她把记了四年的账本放进抽屉最底层,上面压了一盒橡皮筋。
有些账,她终于不用一个人记了。
空调开着,温度调到二十六度。
林悦洗完澡出来,穿着一条普通棉布睡裙。
她没脱,也没问周成看不看她。
周成躺在床上,可能是在等她。
他看见她出来,往里挪了挪。
林悦躺下来,暖风从风口吹出,正好落在他肩膀那处红肿上。
周成缩了一下。
“还疼?”
“不疼了。”
“你前天说胸口发闷,医生开的药吃了吗?”
“吃了。”
周成别过头,
“就是吃了犯困。”
“犯困就睡。”
林悦把被角搭在他腰上,
“睡够比什么都强。”
屋里安静下来。
冷气很轻,却让这个房间第一次有了分寸。
不算冷,也不再烫人。
林悦闭着眼,没有去数周成什么时候翻身。
她知道他还在适应这份日结工,也知道明天他还要去站十二个钟头。
她帮不上那份工,只能把家里的账理顺。
手机响了一声,是婆婆发来的语音。
林悦点开,外放了一小段。
“林悦,周成要是累了,让他别硬干。我这边这几个月不用给钱,等你们缓过这口气再说。”
语音放完,周成睁开眼,没说话。
林悦把手机放到一边,看着天花板。
空调的风低低地吹,吹动窗帘底部,一下一下,像有人轻轻撩着。
“妈还说了什么?”
周成问。
“没了。”
林悦说,
“就这句。
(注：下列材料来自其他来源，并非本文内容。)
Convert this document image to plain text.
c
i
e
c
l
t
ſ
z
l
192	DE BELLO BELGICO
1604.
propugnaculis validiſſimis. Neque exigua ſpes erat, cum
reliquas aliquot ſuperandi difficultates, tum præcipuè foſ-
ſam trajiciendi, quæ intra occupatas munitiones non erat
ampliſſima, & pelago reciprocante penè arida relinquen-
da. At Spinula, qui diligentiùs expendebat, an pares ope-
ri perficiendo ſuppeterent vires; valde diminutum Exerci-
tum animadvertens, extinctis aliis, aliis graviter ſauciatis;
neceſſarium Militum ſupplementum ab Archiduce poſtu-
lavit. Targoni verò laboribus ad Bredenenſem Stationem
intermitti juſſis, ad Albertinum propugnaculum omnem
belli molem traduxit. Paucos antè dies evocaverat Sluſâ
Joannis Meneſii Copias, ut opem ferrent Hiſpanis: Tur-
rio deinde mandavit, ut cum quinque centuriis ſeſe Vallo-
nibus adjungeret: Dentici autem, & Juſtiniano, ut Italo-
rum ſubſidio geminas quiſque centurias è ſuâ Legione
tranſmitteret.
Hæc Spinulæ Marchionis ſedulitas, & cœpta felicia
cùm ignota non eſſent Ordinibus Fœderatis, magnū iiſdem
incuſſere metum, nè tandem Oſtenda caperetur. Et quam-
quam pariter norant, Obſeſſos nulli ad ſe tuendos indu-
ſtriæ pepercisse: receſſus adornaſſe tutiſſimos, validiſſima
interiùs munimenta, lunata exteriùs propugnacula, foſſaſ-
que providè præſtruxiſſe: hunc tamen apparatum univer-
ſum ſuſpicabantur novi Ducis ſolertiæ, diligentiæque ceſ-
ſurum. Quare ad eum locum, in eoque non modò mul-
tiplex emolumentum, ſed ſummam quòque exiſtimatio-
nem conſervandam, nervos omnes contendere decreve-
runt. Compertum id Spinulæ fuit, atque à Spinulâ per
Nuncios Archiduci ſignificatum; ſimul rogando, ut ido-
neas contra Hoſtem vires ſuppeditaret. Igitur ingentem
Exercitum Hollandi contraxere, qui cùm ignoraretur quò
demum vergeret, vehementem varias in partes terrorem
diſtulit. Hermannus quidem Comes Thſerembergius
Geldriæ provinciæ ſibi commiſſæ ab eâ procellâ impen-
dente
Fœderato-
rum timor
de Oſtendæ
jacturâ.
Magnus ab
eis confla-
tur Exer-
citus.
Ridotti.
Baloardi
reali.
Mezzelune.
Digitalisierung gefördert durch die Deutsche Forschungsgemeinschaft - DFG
”
两人在黑暗里躺了很久。
快睡着时,林悦问了一句:
“周成,你早上进传送带那地方,到底怕不怕?”
周成闷了一会儿:“怕。怕我腰先垮了。”
“那也比心先垮了强。”
周成没有回她,只是慢慢翻过身,把脸埋进枕头。
过了一会儿,两个人不约而同地朝中间挪了半寸。
手臂贴着手臂,汗是凉的,呼吸也是稳的。
第二天早上,林悦起得早,做了两碗面。
周成吃面,她一边给孩子穿鞋,一边把医保卡和药袋子装进他旧包里。
“药带好了。下午别在太阳底下吃饭。”
“知道。”
“要是有地方坐着歇会儿,就坐。”
林悦抬头看他,
“别那么实在,没人给你颁奖。”
周成笑了一下,笑得不深,却自然:
“我走了。”
门轻轻合上。
林悦蹲下给孩子背上小书包,又拿出三百块放进自己的包,那是给娘家妈的接园费。
少了这笔,一个月能多出快八百,正好盖住周成复查的挂号。
她没再去记那本蓝皮笔记本。
账都装在心里,分得清哪笔该急,哪笔能缓。
空调已经关了,窗开着,外面的风进来,带着清晨的凉。
林悦站在阳光铺进来的地板上,忽然觉得,这个家还是热的,只是不像那天晚上那么闷了。
她没等到周成回头说那四个字,也不必再脱光睡衣去讨一个交代。
有些人的回头,不一定非要说出来。